Seit sie 1994 die Spielberechtigung für die lukrativste und älteste Damenturnierserie erhielt, siegte sie im Schnitt pro Jahr bei 5,5 Turnieren, in den letzten fünf Jahren waren es immer mehr als acht. Sie hat jedes der vier Majors im Damengolf mindestens einmal gewonnen, hat also den sogenannten Karriere-Grand-Slam vollendet, gewann fünf der letzten zwölf Majors und triumphierte die vergangenen fünf Jahre immer mindestens bei einem der vier Saisonhöhepunkte. Die Siegesbilanz der überlegenen Weltranglistenersten weist mittlerweile 67 Erfolge auf der LPGA Tour und dreizehn weitere in aller Welt auf.
»Ich setze mir hohe Ziele«, sagt die First Lady des Golfs, ein typisches Understatement der kühlen Skandinavierin. Vor zwei Jahren, als sie zum ersten Mal ihre Ambitionen auf den großen Gramd-Slam-Schlag angemeldet hatte, war sie mit einem 13. Platz bei der Kraft Nabisco Championship schon an der ersten Hürde gescheitert. Aber im Vorjahr gewann sie nach dem Coup von Rancho Mirage auch das zweite Major, die LPGA Championship, ehe sie ein 23. Platz bei den US Open aus der Bahn warf. »Ich bin bereit. Jetzt oder nie! Ich habe mich so gut vorbereitet wie noch nie. Mein Schwung ist gut, ich putte gut. Ich fühle mich gut«, sagte Annika Sörenstam.
Paula Creamer, Michelle Wie oder die 17 Jahre alte amerikanische Amateurmeisterin Morgan Pressel, eine Nichte des ehemaligen Tennisprofis Aaron Krickstein, werden als die Zukunft des Damengolf gepriesen, aber die Herrscherin der Gegenwart sieht die Teenager nicht als Bedrohung: »Sie sind mir nicht im Weg. Im Gegenteil, sie sind tolle Athletinnen, eine Bereicherung für die Tour und für mich eine Herausforderung.«
Eine Herausforderung, die sie bisher glänzend bestand. Als Michelle Wie im Oktober vorigen Jahres bei der Samsung World Championship ihr Profidebüt gab, interessierte sich niemand für Annika Sörenstam. Während Creamer und Pressel immer wieder »Giftspritzen« gegen Wie und ihre vergeblichen Versuche, auf den verschiedenen Herrentouren einmal den Cut zu überstehen und ihre fehlenden Siege abfeuern, kommt von Sörenstam kein böses Wort. Sie läßt einfach ihre Schläger und ihre Schläge sprechen. Am Ende dieser »Weltmeisterschaft« der zwanzig vermeintlich besten Golferinnen der Welt hatte sie Michelle Wie, die später disqualifiziert wurde, um 13 Schläge hinter sich gelassen.

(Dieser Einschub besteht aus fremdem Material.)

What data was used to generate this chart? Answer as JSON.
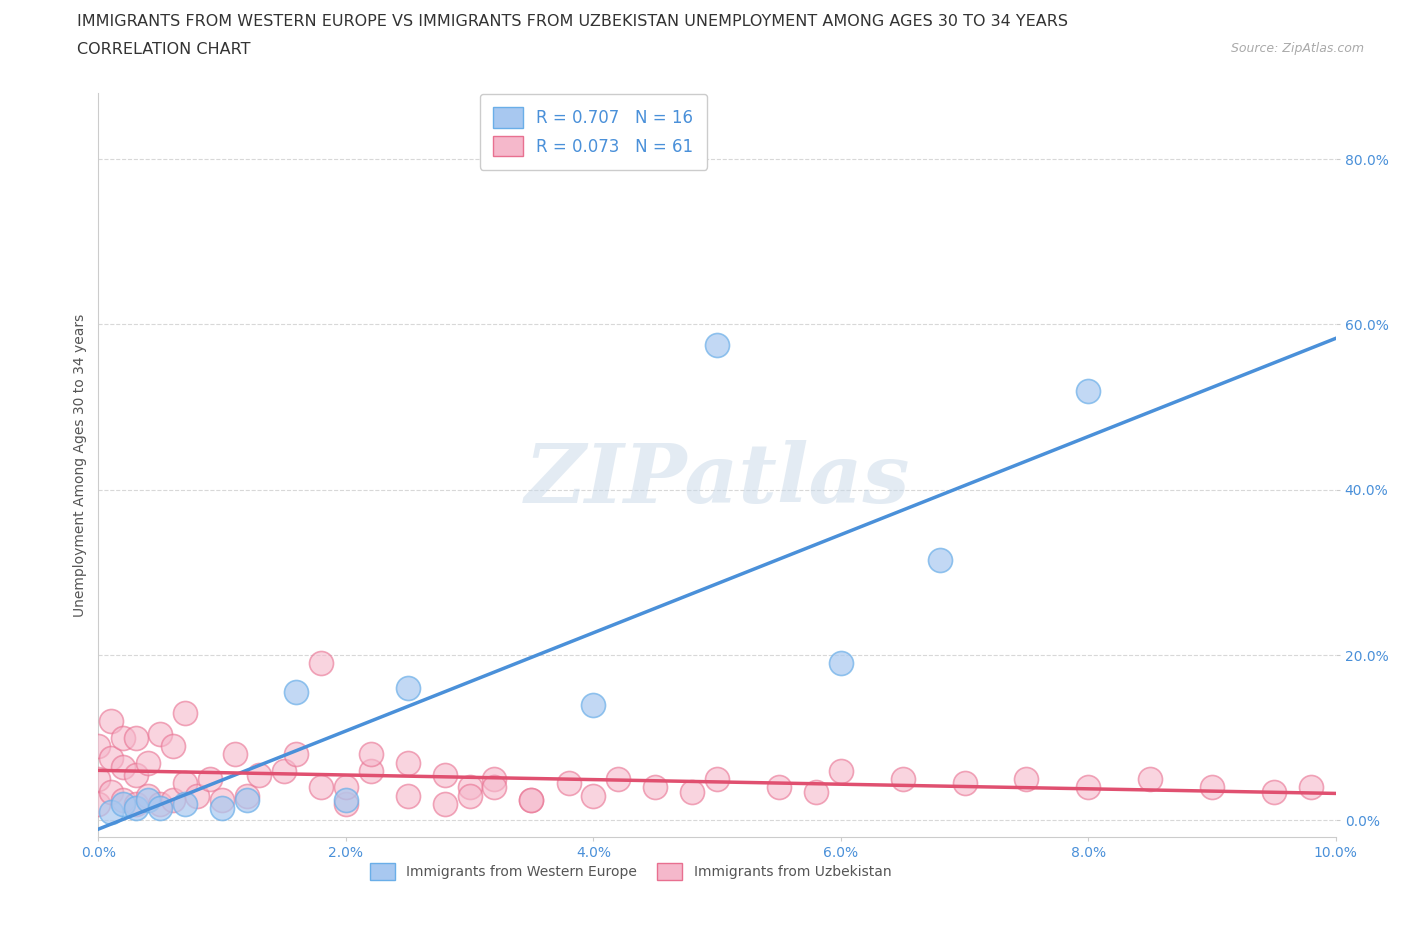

»Ich liebe, was ich mache, auch wenn es von Jahr zu Jahr härter wird, die vielen Reisen, der Druck«, sagt Annika Sörenstam. Aber nach ihrer Scheidung im vorigen Jahr von ihrem amerikanischen Ehemann David Esch, dem Umzug von Orlando nach Incline Village in Nevada, sei sie auf und außerhalb des Golfplatzes rundherum glücklich. »Die Zeit vergeht, und ich genieße jeden Schritt meiner kleinen Reise«, sagt die begeisterte Hobbyköchin. Und ein Ende ihrer Reise, die im Alter von zwölf mit ersten Golfschlägen in Stockholm begann, mit einem Golfstipendium in Arizona befördert wurde und mit ihrem ersten Sieg bei den US Open 1995 richtig Fahrt aufnahm, ist noch lange nicht in Sicht.